Maybe it began long ago. In Moon Walk, the memoir he published in 1988, Jackson told stories of physical abuse by his father Joe, the man who whipped his boys on to stardom as the Jackson 5. As Jackson said in a later interview, "He practiced us up with a belt in his hand." Before long, Jackson had two well-established and irreconcilable personas. There was the eternal boy so sensitive that his voice in any love song could end up on the verge of sobs. And there was the raging adult with his yelps and war whoops and his dance moves full of spring-loaded aggression. Like Mike Tyson, he had a child's high-pitched voice and the pent-up furies of a man. The original version of the video for his song "Black or White" included a long pantomime of rage in which, for four minutes, he smashed up a car, grabbed his crotch and carried out one of his angular, hip-jabbing dances in silence. He quickly thought better of it and had the segment cut maybe because it said too much.
At the time, he was still indisputably a star, if an unusual one. Jackson's 1991 album, Dangerous, debuted at No. 1 with big pop anthems like "Heal the World" and jaunty, darting tracks like "Black or White" a song that led a lot of people to notice that over time Jackson's skin had been getting significantly lighter. Eventually he explained that he suffered from vitiligo, a pigment disorder that causes discolored patches on dark skin. He claimed to be compensating with skin bleaches to turn himself a more uniform color.
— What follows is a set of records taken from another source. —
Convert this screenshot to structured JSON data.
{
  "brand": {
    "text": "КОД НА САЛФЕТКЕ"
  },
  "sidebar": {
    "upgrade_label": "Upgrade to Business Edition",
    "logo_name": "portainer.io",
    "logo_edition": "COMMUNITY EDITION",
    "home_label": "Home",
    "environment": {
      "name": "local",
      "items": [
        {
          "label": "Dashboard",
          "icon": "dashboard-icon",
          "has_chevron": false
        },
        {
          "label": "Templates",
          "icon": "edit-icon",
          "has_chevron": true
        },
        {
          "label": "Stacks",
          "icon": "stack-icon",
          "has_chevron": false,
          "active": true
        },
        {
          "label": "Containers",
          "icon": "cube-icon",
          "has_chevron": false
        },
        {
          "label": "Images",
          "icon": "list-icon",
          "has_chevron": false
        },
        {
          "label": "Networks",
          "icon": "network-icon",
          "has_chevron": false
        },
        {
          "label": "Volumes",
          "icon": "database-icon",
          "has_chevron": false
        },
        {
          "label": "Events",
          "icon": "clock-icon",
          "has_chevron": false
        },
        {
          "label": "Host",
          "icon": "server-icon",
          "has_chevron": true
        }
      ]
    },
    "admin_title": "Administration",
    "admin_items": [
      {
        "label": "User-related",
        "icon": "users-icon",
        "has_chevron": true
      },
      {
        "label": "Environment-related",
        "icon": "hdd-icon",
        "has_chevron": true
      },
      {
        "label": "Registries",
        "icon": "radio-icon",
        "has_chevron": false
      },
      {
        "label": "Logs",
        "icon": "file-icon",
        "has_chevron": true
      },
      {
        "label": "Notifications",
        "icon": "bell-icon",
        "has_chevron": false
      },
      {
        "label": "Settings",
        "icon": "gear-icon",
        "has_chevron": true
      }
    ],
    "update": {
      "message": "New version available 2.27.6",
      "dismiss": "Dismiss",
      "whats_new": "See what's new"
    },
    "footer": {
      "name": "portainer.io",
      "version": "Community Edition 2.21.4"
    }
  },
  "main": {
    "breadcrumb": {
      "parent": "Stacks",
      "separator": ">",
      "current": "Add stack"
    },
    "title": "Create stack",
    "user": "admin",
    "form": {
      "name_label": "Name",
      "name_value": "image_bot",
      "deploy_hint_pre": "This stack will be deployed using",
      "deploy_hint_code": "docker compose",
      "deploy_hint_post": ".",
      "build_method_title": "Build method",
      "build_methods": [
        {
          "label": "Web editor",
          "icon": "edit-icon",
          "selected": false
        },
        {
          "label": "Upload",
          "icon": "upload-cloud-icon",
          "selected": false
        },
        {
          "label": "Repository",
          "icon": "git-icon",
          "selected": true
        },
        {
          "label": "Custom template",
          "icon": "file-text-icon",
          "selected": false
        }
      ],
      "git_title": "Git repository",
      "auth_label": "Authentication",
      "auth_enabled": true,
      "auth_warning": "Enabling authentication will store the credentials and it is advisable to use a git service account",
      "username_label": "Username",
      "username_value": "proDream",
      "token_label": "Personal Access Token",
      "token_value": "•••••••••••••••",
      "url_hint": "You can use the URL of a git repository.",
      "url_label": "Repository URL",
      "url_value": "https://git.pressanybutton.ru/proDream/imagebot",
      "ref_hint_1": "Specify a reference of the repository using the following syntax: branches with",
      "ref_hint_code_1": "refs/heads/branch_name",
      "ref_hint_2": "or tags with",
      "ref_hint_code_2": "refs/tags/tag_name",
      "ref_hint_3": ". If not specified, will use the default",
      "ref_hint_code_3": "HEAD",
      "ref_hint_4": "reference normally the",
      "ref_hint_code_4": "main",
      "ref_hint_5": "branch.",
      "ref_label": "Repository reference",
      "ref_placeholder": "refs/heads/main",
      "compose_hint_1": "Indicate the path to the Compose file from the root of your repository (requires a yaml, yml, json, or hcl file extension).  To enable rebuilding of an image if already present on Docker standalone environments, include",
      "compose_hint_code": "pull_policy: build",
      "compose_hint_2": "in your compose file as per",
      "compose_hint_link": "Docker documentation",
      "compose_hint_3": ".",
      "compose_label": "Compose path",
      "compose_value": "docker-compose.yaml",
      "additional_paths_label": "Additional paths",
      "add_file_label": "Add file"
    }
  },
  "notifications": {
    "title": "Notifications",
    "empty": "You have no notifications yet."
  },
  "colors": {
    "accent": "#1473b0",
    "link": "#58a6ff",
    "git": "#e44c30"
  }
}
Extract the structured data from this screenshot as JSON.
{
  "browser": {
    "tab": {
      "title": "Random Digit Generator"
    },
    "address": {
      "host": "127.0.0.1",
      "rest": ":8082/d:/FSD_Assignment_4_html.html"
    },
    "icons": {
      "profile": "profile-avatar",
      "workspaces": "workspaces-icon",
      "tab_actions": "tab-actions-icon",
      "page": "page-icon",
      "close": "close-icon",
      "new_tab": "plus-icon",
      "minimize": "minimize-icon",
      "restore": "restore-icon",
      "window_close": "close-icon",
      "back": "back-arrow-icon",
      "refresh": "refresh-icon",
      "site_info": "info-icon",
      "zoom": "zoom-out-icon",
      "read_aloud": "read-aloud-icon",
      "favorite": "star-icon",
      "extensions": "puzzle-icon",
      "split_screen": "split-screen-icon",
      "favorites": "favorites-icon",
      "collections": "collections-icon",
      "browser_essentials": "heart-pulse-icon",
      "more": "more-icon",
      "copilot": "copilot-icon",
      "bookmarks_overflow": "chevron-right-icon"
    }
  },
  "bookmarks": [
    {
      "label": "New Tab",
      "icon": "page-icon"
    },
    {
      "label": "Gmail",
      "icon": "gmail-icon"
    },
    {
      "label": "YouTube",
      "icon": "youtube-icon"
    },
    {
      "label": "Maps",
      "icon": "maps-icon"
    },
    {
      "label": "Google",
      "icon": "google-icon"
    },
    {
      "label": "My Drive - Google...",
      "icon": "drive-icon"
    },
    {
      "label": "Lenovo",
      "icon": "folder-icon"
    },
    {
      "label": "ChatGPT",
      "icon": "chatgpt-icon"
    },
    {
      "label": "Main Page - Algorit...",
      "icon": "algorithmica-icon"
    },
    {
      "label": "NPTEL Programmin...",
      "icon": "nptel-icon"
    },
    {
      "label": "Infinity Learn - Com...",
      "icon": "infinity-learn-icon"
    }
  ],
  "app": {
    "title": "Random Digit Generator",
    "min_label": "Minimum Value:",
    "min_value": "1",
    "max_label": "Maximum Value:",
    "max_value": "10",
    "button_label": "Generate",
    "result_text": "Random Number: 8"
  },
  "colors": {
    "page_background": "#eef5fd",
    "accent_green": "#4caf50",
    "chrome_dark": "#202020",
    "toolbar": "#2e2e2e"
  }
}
But the real trouble started in 1993, when it emerged that Jackson was being investigated on suspicion of child molestation by Tom Sneddon, the district attorney of Santa Barbara County, California. Sneddon even ordered the police to photograph Jackson's genitals to see if they had the identifying marks of vitiligo that Jackson's accuser, age 13, claimed to have seen. But before Sneddon could bring criminal charges, the boy's father brought a civil suit against Jackson on behalf of his son. The investigation and lawsuit put all the question marks about Jackson on display his over-the-top identification with children, his particular fascination with boy actors like Macaulay Culkin and Emmanuel Lewis, his habit of conducting sleepovers with "special friends," the absence of any known adult sexual relationship in his life, male or female. From the fastness of his Neverland ranch, Jackson issued to the public an anguished videotaped statement protesting his innocence, but he eventually settled the suit for a reported $20 million.